Half an hour later, cries from Emma’s room could be heard.  She tearfully offered us her flashlight, a gift from my brother, which glows in the dark.  “It’s broken,” she sobbed.

We tried replacing its batteries with no success and finally placated her with promises of repairing it in the morning.

Another half hour went by and then there Emma was, like a spectre, at the foot of our bed.  “Mommy come!” she cried.

This went on for about an hour.  Emma would tearfully return to her bed, one of us would sit with her for a few minutes, tuck her in, say good night and leave, only to have her reappear ten or fifteen minutes later, crying about something else.  It’s like watching a pin ball ricocheting around, from one thing to the next until eventually Richard took her back to her bed and for whatever reason, this time she was able to go back to sleep.
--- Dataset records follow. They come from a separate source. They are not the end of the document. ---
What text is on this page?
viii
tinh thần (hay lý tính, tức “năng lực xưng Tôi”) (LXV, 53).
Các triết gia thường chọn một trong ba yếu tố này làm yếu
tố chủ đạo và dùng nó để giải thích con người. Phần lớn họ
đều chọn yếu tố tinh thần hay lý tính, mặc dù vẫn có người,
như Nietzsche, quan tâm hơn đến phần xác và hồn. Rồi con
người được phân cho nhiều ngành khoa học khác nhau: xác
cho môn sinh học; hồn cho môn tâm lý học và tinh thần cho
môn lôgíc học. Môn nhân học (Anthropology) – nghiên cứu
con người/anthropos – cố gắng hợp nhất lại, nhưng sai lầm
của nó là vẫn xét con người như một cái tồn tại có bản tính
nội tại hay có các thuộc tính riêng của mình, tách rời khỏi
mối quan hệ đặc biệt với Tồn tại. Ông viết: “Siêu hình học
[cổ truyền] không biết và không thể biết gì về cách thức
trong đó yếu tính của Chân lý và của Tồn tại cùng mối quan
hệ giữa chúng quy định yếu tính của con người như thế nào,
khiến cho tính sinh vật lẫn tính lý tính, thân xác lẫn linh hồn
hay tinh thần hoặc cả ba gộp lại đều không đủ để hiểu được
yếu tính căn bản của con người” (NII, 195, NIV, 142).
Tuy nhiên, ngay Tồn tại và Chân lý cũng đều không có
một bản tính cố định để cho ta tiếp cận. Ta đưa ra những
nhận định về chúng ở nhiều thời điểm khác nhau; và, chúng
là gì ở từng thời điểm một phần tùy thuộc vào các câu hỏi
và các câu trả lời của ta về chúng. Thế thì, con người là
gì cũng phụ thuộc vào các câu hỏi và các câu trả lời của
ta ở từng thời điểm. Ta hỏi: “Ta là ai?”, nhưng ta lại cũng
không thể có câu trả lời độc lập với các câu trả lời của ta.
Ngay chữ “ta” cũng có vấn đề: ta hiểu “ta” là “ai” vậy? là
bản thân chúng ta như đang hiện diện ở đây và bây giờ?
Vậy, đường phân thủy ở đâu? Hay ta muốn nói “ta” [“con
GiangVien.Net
Emma is sensitive to the slightest variation in her routine.  It is something we know about her and do our best to accommodate.  When she was little we use to mix things up on purpose.  We tried to avoid routines with the mistaken idea that if she were not allowed to have any routines, she would learn to adapt to change more easily.  But this proved wrong and impossible.  Emma would go along with things as chaotic as they might be, but the instant we did something, anything more than a few times, she would become fixated on doing the same, over and over again.  In addition the children’s school, our own work requirements, all need a schedule, as do regular bedtime, meals etc.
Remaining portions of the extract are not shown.